The AI Moat Doesn’t Exist Yet
Moats form when companies change how industries compete
Where’s the moat in AI? Foundation models? Proprietary data? The application layer? A lot is at stake in getting the answer right. What the pattern of past technologies tells us is that the moat does not exist yet.
When companies use new technologies to build moats they change how industries compete. Amazon made retail a competition over online selection, personalization, checkout, shipping and returns. Retailers before Amazon built their advantages around physical location, foot traffic, price, and supplier relationships. Tesla built a moat around batteries, vehicle software, and online ordering. Incumbent auto manufacturers struggled to compete.
With new technologies the moat must be invented. To shift frictionless buying from the store to the screen Amazon had to invent one-click checkout. None of the expertise American, Japanese, or European auto manufacturers built prepared them for cars where engines mattered less than software and batteries.
AI will be no different. Challengers will build new moats by changing how industries compete. Consider data. Many industries generate valuable proprietary data that looks like potential moats. As customer behavior changes, the data that matters will change too. Incumbent data will remain valuable to incumbent business models. But incumbent business models are not AI business models.
Mobile entertainment existed for years before TikTok showed what a mobile-native moat looked like. Before TikTok the user’s social graph drove mobile discovery. Meta with its multi-billion user social graph enjoyed a seemingly insurmountable data moat. TikTok’s algorithmic discovery created a data moat beyond the social graph. The social graph then proved inessential for mobile video discovery.
As new technologies spread they divide companies into camps. Some use the new technologies to build new moats. Everyone else adopts the technologies to catch up. Today, every major network and studio offers its customers a mobile streaming app. But none of them rely on mobile discovery and consumption for their moat, like TikTok does. AI will follow this same path. Some will use AI to build new moats. Most will use AI to catch up.
History suggests that incumbents will begin by layering AI on top of their existing business models before they adapt to AI-first competition. Entertainment studios invested in many forms of digital entertainment before eventually converging on Netflix-like streaming. For decades Walmart viewed e-commerce through the lens of its existing business before embracing an omni-channel strategy to catch up to Amazon. Even when category leaders like Netflix or Amazon change customer behavior and build new moats, incumbents struggle to adapt without doubling down on existing capabilities first.
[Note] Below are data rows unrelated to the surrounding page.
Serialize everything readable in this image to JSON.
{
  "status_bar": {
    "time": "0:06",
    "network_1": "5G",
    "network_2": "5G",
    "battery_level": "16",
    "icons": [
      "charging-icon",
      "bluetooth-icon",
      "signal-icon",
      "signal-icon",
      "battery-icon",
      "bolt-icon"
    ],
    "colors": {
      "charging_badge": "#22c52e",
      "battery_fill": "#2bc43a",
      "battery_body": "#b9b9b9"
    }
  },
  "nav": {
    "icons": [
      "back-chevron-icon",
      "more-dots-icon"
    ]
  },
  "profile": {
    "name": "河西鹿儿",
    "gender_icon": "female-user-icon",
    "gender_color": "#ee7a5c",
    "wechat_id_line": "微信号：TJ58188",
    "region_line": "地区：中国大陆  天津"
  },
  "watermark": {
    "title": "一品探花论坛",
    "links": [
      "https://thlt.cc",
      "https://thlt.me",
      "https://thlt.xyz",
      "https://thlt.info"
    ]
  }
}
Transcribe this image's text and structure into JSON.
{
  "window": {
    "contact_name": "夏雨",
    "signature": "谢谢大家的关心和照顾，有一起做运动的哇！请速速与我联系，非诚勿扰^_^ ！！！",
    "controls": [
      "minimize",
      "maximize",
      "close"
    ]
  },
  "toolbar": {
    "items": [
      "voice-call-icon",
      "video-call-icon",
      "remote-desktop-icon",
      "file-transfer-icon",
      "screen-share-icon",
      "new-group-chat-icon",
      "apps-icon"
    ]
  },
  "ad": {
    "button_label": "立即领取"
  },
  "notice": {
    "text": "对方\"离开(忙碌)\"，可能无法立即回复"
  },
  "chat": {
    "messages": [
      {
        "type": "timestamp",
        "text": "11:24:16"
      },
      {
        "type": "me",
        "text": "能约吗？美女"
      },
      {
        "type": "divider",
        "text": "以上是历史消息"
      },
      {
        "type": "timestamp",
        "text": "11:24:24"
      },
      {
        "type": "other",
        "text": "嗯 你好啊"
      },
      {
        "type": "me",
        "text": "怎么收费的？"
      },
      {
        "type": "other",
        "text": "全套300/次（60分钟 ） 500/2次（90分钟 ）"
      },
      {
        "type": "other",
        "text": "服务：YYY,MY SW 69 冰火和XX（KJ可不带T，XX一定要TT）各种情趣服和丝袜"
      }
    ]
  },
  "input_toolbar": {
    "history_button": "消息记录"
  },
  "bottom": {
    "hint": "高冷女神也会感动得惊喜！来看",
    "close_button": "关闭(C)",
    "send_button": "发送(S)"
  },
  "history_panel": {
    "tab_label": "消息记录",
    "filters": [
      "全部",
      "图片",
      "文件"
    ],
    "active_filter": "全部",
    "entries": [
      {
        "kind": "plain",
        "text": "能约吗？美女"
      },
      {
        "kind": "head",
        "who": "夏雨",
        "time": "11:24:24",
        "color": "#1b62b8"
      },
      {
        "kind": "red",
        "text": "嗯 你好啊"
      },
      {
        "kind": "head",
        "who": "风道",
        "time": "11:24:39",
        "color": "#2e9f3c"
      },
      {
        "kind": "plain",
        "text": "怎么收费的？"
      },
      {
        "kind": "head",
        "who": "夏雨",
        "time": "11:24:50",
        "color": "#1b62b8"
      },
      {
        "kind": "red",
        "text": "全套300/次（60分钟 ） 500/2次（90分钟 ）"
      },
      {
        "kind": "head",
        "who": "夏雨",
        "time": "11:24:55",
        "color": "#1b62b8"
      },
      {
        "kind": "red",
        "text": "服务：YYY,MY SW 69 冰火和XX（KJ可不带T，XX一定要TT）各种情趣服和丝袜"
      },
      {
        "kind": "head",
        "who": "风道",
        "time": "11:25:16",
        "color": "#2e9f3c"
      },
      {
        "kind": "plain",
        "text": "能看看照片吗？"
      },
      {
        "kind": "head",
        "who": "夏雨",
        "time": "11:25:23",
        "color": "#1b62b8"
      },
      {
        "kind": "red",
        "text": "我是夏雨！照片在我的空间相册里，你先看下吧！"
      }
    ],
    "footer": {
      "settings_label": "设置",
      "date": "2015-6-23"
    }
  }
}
With AI, those category leaders do not yet exist. New technologies on their own do not deliver moats. They must be married to a vision for an industry that competes on new dimensions. We’ll recognize those new visions when customers migrate to AI-first experiences beyond what today’s industries look like. In the end it’s customers, and not companies, that validate moats. With AI, the moat does not exist yet. It must be invented.